Known to be succinct to a fault, Varun Badola opens up about his life
“I know I have meagre talent but I know how to make optimum use of it. Ek paise ka talent, 100 per cent application. It is a unique quality.” You rarely come across actors with such frank appraisals of themselves. But with Varun Badola you always expect few but heart-felt answers. The Delhi boy, who is now making waves with his portrayal of a politician in Man Rahe Tera…Pitaah on Sony remembers Delhi for providing him a sound foundation for life. “The credit goes to my father (noted journalist and theatre personality Vishwa Mohan Badola) and my school, Sardar Patel Vidyalaya. We (he and his sisters) went to a rich school but the money never showed. Years after passing out from the school, I discovered that the girl I shared the bench with is the daughter of the head of HCL. I don't think this was the case with other schools. In fact, my father got an offer from the principal of another popular school. He was his colleague on the theatre circuit and offered to help. But on the day my father went to collect the forms, he found kids coming to school in the car with a dog peeping out from the rear window. It was quite a sight for an honest journalist and he decided that he won't be able to match such standards.”
For a long time Varun was unsure what he wanted to do with his life. “My sisters studied at school, I just went to school. After doing my BA Pass (he emphasises on Pass) from PGDAV College, I thought of becoming a sports journalist as I used to spend a lot of time in the cricket field. I was keen on acting but theatre was not an option because even in school I was dropped from plays for being too ‘realistic'.” He says his father never pushed him to move in a certain direction. “There is a lot of unsaid part in our relationship. He doesn't need to express himself in words. The only condition he put on me was not to be seen in front of Sri Ram Centre. At that time it used to be the hangout zone of the frustrated and drug addicts.”
The catalyst came in the form of a television interview of Naseeruddin Shah. “There used to be a series called Bagpiper Sitaron Ka Karvaan. When the interviewer asked him what he would have done had he failed to become an actor, Naseer sahib replied ‘I never gave myself that chance. I had not kept a second option for me'. His approach spurred me.”
A turning point
He began by assisting Tigmanshu Dhulia.
“I wanted to be an actor but he found me suitable for an assistant director's job. In the beginning I felt spending time with him and Irrfan Khan made me understand the nuances of the field. As I was not a trained actor, I had a lot to cover up and Irrfan shared with me little details about a performance. Meanwhile, I proved to be a good assistant and Tigmanshu allowed me to direct a couple of stories of ‘Bestsellers'.

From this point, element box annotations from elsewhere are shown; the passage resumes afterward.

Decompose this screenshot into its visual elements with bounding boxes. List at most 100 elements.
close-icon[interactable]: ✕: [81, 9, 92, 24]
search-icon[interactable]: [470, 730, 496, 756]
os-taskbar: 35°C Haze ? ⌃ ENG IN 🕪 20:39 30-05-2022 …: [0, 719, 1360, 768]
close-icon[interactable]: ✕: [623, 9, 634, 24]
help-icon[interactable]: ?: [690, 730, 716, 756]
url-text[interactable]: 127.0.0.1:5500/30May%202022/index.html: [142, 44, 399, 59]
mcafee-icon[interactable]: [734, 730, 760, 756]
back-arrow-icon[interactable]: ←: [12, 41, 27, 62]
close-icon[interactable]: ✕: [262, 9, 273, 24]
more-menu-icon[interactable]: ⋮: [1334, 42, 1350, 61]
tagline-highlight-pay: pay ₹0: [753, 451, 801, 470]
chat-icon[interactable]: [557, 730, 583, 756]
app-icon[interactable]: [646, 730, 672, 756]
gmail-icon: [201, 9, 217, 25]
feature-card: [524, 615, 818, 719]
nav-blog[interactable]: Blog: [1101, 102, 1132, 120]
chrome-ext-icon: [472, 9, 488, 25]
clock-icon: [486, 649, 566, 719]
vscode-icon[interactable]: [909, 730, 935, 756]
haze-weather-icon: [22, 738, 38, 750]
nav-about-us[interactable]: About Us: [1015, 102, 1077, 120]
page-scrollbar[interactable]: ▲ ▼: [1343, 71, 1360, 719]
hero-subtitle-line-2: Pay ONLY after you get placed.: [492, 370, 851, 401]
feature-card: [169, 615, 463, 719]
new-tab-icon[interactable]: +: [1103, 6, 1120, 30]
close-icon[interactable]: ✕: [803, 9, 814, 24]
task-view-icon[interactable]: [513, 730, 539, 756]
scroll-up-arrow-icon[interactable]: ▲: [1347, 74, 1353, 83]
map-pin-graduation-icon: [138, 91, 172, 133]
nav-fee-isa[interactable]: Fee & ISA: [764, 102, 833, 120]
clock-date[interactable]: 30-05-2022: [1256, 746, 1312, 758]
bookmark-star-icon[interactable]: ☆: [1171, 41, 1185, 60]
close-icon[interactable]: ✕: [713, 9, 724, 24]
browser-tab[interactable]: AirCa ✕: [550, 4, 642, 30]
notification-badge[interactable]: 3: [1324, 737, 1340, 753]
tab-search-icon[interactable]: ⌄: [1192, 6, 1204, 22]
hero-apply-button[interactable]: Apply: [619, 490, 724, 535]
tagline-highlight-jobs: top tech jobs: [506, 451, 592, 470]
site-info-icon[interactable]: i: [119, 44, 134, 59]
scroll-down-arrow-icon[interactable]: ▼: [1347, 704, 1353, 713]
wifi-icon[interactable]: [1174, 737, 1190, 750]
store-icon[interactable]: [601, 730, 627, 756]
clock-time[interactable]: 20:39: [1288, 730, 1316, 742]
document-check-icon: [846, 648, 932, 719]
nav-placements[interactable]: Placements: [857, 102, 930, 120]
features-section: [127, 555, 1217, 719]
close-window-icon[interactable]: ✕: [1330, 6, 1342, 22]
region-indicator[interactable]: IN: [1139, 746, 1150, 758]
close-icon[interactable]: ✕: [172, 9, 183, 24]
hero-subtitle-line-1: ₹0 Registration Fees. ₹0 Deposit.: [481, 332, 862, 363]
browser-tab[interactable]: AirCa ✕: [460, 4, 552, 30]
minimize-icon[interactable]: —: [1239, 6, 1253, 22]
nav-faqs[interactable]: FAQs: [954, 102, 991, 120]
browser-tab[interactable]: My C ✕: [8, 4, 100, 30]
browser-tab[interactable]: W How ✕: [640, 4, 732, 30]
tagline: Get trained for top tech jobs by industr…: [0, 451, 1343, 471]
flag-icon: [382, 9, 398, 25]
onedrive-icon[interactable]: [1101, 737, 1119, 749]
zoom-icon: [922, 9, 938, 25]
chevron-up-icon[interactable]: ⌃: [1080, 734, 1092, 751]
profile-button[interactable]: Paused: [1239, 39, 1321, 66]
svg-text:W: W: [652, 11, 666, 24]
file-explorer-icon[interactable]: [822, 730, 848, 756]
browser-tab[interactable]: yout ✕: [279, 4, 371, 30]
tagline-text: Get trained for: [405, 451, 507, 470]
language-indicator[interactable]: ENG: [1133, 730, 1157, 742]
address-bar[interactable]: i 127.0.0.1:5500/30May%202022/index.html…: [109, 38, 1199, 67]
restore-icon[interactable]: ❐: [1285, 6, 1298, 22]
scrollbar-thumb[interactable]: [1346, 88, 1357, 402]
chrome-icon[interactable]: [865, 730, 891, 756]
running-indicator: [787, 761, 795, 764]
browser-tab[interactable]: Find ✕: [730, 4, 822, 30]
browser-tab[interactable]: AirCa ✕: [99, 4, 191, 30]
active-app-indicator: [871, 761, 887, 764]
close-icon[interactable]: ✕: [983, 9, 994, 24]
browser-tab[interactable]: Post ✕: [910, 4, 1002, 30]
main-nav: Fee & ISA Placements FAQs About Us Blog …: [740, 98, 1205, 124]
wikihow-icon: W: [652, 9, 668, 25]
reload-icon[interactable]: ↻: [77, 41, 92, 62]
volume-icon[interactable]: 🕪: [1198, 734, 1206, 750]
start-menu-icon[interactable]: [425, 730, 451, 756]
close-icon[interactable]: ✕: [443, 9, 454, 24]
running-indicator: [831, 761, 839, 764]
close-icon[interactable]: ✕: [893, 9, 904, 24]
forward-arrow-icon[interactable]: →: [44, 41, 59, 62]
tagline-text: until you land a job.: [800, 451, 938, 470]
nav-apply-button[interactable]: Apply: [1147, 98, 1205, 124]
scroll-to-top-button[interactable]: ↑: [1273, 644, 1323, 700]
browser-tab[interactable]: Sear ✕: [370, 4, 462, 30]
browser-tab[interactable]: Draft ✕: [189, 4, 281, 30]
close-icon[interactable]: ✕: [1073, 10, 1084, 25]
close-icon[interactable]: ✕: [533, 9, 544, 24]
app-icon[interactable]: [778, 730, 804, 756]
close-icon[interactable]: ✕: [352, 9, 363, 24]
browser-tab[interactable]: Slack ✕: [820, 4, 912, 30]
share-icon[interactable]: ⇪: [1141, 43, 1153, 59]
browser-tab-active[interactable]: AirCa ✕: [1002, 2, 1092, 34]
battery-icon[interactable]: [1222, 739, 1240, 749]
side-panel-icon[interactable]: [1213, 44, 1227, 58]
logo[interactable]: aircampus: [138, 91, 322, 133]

The big break came with Koshish – Ek Asha and he arrived on the scene with Astitva. “More than anything it gave me the confidence that I can play a range of emotions and my performance could evolve with the change of age of the character.” He and his wife Raajeshwari became a darling of the media during the Nach Baliye period. “Yes, we didn't win the show but still our ouster from the show was among the top 10 stories of the year.” But he didn't use the publicity. “See, I participated in the show to learn a talent — dance. When I found the focus is less on talent and more on what somebody commented, I decided to move out of the reality show business.”
The media often finds him arrogant but Varun says what people see is just the surface.
“When I moved in a group of four friends, I usually happened to be the fourth type. If there were three girls to befriend, I would invariably lose out. If a play required three actors, I would be the fourth who almost made it. So, in a way I always lived under a shadow, somebody who is used to play second fiddle. The feeling stayed in me somewhere. That's why I am not really comfortable in the crowd, when all the eyes are on me. Media sees arrogance in it, in fact a lot of people do, but the reality is most of the times I don't know what to say.”
Did things change after marriage? “Yes, in a way it was reassuring but I was repeatedly told that I have married above my status. After all (Raj) Raajeshwari is a National Award winning actress and I am merely a television actor. But you know relationships don't work like this.” Does acting come home? “Once Raj asked this and honestly I had no answer to it. However, one thing is certain. Nobody can make me conscious. There is no negative bone in me.” We leave him looking out of the window at the new furbished Connaught Place. “I believe if I keep my head down I can still move around in the Circle without anybody recognising me.”